Tsaurah Litzky claims in one of her poems that it is “the lowlife” in her that got her where she is today. well that’s pretty high up there overlooking the Brooklyn Bridge sharing her apartment with the spirit of Hart Crane. Writing as he did her words about the torturous paradise we call the here and now. This book is about a world “where at least sometimes the light pierces the darkness.”  It tells us that “the arrow is the soul” and shows us that the soul of a poem lies within its honesty, its desire to question and provoke. From doing yoga to cleaning toilets. From her imagined relationship with William Blake (like hanging out together on Brighton Beach, one of her favorite haunts) or giving us a true and dramatic look into the soul of another all embracing poet, now sadly gone, Enid Dame, or poignantly telling us of her love for her father we are led from one world to another knowing all the time as Litzky herself puts it, that the beauty of this book is, in part, the way the poems, though mixed up, are somehow sequentially quilted together. This is due, in part to the fact that they are all one world, Tsaurah’s world, a world of warmth, (dis)comfort, intimacy and an intricacy of texture that can only come from a mature, intelligent mind and full/filled vision of the creative process, through which we are filled with “new experience”s, inspiration, breath, beams of light, headstands and the “seed” of Litzky “bursting” our “skins”. Her words light up and (en)lighten the mind as she “contemplates the marriage of sea and sky,” or speaks of how her “father’s world has gotten smaller… and that  “Outside the two windows he can see a tree, a patch of grass and a piece of today’s gray winter sky.”

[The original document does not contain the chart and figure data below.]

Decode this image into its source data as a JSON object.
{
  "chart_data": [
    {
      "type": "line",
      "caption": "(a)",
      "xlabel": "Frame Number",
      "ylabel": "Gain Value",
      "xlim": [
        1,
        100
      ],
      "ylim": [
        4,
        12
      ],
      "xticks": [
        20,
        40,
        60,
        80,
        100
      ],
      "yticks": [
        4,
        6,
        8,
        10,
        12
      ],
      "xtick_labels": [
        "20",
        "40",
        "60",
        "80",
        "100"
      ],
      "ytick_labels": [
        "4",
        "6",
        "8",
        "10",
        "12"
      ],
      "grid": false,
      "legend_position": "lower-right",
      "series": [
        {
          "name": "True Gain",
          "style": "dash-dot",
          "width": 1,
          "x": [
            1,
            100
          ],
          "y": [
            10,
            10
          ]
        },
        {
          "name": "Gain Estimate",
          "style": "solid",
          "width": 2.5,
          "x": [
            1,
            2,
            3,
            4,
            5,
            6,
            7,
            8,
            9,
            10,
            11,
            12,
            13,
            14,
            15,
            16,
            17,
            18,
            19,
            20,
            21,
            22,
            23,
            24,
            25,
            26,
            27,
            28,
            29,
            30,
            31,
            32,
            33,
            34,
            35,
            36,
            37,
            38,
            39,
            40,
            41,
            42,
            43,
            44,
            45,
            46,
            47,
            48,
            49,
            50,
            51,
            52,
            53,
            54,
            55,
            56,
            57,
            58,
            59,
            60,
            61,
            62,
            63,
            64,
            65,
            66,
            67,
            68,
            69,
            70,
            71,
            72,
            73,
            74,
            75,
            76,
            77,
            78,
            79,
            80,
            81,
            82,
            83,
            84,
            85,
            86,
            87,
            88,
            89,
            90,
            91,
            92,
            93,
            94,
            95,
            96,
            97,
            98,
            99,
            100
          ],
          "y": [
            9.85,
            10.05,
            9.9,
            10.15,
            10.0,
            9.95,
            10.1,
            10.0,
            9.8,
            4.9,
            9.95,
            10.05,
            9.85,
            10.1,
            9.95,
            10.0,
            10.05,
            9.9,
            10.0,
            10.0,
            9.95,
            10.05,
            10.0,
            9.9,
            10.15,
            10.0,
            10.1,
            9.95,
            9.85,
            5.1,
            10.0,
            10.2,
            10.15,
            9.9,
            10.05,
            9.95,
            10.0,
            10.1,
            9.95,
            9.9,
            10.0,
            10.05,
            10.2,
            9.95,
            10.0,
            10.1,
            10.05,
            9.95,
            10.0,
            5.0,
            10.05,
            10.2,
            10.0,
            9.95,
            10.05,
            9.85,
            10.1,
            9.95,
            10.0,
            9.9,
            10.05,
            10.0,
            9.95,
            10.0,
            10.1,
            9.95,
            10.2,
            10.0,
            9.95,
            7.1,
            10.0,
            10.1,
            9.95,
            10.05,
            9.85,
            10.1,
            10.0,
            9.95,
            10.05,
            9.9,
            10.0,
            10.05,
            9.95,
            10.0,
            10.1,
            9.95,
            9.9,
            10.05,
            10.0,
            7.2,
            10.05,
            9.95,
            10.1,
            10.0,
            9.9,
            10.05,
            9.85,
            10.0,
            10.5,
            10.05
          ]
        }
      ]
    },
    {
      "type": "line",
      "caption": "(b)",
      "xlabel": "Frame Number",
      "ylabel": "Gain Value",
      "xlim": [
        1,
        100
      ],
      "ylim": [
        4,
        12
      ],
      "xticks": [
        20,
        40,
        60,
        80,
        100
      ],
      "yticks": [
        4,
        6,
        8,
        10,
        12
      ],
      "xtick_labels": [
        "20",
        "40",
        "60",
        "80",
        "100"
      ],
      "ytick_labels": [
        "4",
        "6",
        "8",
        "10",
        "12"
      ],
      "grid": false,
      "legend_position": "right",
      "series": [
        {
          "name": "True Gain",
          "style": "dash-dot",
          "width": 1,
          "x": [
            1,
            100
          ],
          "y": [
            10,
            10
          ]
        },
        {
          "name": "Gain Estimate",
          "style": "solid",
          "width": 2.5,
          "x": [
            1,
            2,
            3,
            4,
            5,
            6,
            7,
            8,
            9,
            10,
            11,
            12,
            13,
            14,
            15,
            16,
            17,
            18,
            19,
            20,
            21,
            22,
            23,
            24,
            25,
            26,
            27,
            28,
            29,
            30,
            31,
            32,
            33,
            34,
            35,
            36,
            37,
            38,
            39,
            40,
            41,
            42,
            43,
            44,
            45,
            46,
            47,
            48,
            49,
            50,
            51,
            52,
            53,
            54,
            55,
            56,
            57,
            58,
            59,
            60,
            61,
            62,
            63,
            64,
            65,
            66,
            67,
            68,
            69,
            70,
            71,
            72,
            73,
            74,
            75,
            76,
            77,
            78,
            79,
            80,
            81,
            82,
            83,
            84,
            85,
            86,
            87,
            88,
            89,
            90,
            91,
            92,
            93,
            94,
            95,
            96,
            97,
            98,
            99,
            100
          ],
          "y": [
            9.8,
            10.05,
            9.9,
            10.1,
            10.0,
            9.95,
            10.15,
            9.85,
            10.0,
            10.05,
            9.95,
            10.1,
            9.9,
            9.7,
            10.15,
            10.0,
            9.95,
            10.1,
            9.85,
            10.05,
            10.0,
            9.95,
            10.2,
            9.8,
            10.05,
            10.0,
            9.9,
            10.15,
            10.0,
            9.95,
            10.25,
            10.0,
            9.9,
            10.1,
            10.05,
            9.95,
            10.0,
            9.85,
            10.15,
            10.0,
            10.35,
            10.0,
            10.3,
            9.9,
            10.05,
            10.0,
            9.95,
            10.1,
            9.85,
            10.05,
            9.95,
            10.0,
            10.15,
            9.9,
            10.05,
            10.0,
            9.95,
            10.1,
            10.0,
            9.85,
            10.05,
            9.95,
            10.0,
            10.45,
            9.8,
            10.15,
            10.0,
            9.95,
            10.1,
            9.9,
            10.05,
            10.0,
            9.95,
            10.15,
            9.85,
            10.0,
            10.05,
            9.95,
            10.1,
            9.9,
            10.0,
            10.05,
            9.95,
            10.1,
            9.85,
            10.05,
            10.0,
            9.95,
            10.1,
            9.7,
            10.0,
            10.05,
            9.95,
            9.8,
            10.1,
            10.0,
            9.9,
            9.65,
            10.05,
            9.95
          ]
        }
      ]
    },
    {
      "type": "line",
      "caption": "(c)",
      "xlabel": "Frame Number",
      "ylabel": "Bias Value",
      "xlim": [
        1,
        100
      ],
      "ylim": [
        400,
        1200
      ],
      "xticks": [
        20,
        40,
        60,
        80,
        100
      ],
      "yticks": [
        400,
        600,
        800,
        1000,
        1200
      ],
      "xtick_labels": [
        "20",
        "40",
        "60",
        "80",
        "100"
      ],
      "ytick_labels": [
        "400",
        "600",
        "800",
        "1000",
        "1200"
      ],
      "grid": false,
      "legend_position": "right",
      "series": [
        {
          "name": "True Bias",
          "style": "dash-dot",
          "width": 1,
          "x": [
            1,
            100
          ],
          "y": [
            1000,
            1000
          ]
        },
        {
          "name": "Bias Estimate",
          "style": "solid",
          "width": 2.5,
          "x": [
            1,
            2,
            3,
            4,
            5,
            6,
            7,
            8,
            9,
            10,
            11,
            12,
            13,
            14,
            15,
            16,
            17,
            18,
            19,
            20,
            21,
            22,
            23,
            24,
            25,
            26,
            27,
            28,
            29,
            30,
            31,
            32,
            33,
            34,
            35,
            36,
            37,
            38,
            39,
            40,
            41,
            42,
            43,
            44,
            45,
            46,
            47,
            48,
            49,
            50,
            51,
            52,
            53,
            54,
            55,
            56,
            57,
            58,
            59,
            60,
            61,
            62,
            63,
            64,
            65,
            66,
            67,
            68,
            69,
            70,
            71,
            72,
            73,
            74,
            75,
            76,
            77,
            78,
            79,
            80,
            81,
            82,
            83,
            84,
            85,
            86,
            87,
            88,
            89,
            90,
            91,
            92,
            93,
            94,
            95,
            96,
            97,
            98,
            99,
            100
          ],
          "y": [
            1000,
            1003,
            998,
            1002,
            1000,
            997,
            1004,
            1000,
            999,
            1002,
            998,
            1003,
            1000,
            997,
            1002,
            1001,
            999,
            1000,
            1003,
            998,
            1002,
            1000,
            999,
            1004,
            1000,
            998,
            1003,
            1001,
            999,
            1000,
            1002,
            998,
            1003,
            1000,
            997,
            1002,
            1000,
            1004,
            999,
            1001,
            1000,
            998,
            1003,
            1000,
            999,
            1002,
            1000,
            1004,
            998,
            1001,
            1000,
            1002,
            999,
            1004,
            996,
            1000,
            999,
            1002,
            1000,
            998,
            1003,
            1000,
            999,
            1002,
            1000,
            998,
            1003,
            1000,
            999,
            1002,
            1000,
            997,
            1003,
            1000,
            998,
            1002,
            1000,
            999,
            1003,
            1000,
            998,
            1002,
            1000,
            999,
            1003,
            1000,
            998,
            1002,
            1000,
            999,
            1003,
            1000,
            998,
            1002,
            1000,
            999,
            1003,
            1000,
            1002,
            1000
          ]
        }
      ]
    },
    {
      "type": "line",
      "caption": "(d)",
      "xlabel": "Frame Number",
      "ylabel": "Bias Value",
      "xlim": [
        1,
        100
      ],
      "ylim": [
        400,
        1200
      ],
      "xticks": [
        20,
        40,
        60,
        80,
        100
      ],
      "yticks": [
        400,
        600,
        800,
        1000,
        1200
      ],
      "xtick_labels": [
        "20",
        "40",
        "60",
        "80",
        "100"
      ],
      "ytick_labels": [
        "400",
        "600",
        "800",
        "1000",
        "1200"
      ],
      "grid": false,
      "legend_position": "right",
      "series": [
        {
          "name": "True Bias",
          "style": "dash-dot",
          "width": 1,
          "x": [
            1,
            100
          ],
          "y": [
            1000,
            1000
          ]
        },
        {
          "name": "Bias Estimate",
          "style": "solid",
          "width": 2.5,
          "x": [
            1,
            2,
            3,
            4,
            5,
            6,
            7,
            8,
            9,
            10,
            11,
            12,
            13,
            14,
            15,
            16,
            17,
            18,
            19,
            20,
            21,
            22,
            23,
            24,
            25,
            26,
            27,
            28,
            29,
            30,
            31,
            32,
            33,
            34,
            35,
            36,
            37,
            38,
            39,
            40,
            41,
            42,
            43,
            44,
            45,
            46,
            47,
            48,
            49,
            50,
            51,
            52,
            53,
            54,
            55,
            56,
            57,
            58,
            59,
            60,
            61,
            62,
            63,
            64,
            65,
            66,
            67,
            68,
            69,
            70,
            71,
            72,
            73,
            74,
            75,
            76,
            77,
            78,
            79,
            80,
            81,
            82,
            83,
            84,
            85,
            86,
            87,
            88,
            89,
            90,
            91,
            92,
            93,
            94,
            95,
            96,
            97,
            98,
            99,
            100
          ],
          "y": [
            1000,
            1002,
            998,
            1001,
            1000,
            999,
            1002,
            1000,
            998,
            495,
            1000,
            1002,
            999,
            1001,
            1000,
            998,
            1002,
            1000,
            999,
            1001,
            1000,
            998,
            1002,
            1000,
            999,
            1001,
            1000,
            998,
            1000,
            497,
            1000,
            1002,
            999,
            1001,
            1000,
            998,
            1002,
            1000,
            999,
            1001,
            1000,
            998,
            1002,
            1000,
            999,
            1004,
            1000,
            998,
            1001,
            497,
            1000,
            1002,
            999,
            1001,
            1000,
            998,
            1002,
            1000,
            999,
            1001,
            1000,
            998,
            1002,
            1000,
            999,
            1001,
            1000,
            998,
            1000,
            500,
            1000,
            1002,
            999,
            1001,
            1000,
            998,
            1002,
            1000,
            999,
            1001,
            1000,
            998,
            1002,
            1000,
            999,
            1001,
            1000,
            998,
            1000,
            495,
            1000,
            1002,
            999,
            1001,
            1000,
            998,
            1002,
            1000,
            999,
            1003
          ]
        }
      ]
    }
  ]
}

Her elegies as well as all her pieces about people she’s known or only imagined knowing make you feel as if you knew them as well and as intimately as she has. These poems exude love, pathos, disappointment, honesty, joy, forgiveness, solitude, battles with and insights into the aging process. They are presented to us with both heightened poetical senses and exquisite taste that only experience can bring. They are, in other words, like a bottle of fine vintage wine.

Litzky states that she wants to write like she thinks, feels and comes, with “a heart that can” both “dance” and “love” and her eagerness to “fly on the wings” of poetry will make you eager for more good “wine.” She tells us that “there’s a bird in her bathroom singing its heart out… singing a rhapsody to somebody and” that “that somebody is” her. Well I tell you that there is a bird within these pages and that bird is Tsaurah Litzky and she’s singing a multitude of rhapsodies just for us.